Automated optical inspection (AOI) is getting popular in quality control in manufacturing industry. There is a huge demand to install AOI system in production line seamlessly. Thus, a challenging problem which arises from rapid production is how to control the quality of product in reasonable amount of time. This project developed an AOI system to inspect the defect on metal surface in a production lines. The type of the defects is a scratch defect. Here, we proposed a method of detecting the defect using several steps of digital image processing, including: (1) ROI (2) Gaussian filtering (3) Canny edge detection (4) Dilation (5) Contour (6) Bounding box, and (7) size filtering
In this project, the metal surface inspection for detection the defects are performed by using digital image processing. Overall, the image processing consist of 8 steps. The first step is convert the input image (BGR) into a grayscale image (GRAY). Then, we used the Region of Interest (ROI) to select the detection area to eliminate the are outside the target of interest. By performing ROI, it can also eliminate the noice caused by the image background and the other objects around the target of interest. After that, we use 2-D Gaussian filtering to smooth the image. This process intend to reduce the noise in the image before processing the edge detection using Canny Edge Detection. Canny method is of the most commonly used image processing tools for edge detection in very robust manner. By performing edge detection, we can find all the edge in the image including the edge of the scratch defect. In the next step, we need to eliminate the edge that are not the defect. Firstly, we perform morphological operation using dilation to thick the line edge resulted by Canny. Then we used the contour detection and then determine the bounding box for each contour. At the last step, we filter the scratch based on the size of the contour and then we draw the bounding box in the image to show the defect area.

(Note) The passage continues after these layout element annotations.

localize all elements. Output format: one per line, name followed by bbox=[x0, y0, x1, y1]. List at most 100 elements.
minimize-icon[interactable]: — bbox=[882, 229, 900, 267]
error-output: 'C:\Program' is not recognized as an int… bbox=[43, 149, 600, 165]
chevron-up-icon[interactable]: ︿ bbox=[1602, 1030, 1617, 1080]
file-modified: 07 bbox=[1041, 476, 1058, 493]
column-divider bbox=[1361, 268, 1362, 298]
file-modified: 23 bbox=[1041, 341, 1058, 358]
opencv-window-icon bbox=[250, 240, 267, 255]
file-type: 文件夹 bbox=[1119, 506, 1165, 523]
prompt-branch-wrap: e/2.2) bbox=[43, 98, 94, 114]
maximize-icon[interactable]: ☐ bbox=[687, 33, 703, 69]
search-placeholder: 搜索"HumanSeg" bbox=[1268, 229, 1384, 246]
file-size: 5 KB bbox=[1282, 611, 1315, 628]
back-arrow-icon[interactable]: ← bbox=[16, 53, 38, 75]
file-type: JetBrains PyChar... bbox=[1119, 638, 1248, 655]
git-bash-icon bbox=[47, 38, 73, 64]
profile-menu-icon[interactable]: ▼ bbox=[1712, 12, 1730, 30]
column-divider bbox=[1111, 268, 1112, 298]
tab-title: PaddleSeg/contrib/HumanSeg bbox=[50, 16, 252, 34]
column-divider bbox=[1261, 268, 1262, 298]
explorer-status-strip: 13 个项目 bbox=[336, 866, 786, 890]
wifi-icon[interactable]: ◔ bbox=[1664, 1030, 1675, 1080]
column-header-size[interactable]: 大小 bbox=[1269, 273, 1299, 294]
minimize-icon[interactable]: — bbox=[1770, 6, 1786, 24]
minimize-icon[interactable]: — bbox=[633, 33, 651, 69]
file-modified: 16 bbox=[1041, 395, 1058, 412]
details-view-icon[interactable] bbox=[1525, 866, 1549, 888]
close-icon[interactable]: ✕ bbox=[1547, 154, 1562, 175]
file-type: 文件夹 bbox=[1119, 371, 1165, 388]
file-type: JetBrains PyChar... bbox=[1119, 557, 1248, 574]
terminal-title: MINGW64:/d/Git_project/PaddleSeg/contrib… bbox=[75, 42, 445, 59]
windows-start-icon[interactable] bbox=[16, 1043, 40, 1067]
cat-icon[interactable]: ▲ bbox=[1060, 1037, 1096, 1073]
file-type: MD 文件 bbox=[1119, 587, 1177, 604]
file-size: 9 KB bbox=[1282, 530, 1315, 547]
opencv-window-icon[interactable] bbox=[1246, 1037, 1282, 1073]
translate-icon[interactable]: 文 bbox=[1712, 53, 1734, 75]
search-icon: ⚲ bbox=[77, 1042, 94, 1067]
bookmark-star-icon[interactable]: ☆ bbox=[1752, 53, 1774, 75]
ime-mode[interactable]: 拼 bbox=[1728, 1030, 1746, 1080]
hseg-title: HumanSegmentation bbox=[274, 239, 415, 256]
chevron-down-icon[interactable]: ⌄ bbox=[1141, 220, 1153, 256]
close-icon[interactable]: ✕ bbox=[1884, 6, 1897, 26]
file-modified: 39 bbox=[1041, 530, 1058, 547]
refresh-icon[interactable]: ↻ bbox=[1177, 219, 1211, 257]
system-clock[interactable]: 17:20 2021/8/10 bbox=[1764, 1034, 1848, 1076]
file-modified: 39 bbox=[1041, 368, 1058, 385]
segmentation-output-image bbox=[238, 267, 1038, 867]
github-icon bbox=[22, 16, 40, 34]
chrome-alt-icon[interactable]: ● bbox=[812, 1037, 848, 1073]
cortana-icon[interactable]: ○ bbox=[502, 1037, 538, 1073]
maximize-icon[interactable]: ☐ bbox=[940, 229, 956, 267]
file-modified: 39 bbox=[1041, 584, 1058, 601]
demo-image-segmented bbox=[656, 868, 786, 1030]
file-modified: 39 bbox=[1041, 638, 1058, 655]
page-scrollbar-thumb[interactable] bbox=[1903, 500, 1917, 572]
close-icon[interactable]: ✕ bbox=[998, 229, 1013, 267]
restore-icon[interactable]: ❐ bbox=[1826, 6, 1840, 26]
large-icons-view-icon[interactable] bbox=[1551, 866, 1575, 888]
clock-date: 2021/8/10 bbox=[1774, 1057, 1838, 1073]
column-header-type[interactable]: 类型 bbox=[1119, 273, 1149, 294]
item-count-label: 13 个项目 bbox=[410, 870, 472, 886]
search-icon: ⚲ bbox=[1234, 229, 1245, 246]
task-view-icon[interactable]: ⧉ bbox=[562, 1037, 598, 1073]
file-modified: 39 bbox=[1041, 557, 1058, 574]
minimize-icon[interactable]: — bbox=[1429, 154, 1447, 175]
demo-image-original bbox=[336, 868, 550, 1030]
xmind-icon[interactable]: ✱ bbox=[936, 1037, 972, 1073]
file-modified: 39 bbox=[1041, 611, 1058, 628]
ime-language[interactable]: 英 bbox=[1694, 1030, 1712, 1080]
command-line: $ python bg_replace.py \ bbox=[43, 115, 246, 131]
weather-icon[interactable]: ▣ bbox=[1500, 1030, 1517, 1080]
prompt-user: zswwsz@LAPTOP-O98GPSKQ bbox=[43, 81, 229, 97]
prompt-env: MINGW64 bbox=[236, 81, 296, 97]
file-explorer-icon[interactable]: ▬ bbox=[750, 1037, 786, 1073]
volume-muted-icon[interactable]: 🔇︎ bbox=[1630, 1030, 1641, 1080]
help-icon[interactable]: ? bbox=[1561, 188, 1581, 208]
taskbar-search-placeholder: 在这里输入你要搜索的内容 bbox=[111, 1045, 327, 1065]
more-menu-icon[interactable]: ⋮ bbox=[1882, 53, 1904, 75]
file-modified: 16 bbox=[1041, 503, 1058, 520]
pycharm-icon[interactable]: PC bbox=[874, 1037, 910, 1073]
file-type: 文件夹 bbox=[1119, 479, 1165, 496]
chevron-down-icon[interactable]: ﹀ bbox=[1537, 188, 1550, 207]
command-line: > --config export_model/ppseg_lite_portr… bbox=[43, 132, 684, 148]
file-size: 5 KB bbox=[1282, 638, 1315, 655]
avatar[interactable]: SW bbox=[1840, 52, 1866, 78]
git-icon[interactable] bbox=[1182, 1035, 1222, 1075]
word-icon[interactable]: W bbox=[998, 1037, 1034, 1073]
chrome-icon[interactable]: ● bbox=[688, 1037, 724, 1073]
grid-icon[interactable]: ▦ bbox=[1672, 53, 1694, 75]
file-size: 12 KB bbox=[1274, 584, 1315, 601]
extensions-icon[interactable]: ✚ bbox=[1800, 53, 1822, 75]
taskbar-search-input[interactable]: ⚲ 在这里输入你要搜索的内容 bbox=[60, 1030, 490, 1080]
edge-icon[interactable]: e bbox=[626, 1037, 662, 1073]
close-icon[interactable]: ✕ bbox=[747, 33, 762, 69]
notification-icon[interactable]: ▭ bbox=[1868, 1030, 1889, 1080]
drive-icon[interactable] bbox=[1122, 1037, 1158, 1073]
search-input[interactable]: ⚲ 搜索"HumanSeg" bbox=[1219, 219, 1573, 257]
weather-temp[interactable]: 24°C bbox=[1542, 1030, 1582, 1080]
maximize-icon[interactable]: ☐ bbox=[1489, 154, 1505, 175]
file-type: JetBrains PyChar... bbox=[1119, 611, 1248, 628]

The input images have a lot of noise due to unstable lighting conditions. The noises of the image need to be reduced in order to minimize the noise when performing the edge detection. Here, Gaussian filter is used for blurring and noise reduction. Blurring is used in preprocessing tasks, such as removal of small details from an image and bridging of small gaps in lines or curves. Noise reduction can be accomplished by blurring with a linear and nonlinear filtering.
Canny edge detection is one of the most commonly used image processing method for edge detection in very robust manner.
Morphology is a broad set of image processing operations that process images based on shapes. Morphological operations apply a structuring element to an input image, creating an output image of the same size. In a morphological operation, the value of each pixel in the output image is based on a comparison of the corresponding pixel in the input image with its neighbors. Dilation is a transformation that produces an image that is the same shape as the original, but is a different size. Dilation adds pixels to the bounddaries of objects in an image. Morphological dilation makes objects more visible and fills in small holes in objects.
A countour is a collection of a series of points in an image that represent boundaries. Although the edge detection algorithm can check the pixel of the contour boundary based on the difference between pixels, it does not represent the contour as a whole. Opencv can be used to extract outlines from a two-value image using the Findcontours()
function.
Bounding boxes are imaginary boxes that are around object which being checked for collision. In digital image processing, the bounding box is merely the coordinates of the rectangular border that fully encloses a digital imae when it is placed over a page, a canvas, a screen, or other similar bi-dimensional background.
This project develops the AOI system by using Visual Studio 2017 and OpenCV libraries. The UI software allows the user to input the image and then apply the image procesing method to detect the defect on the objects.
In this project, the AOI system was implemented to detect the scratch defect on metal surface in a metal case industry. The object consist of five side surface, top surface and four side surface. However, in this project we just use one side surface which has some defects. We tested four different images which have different field of view (FOV). In this experiments, we evaluate the performance of the proposed image processing method in each steps and observe the impact of adjusting the parameter in order to find the best parameter setting to detect the defect clearly.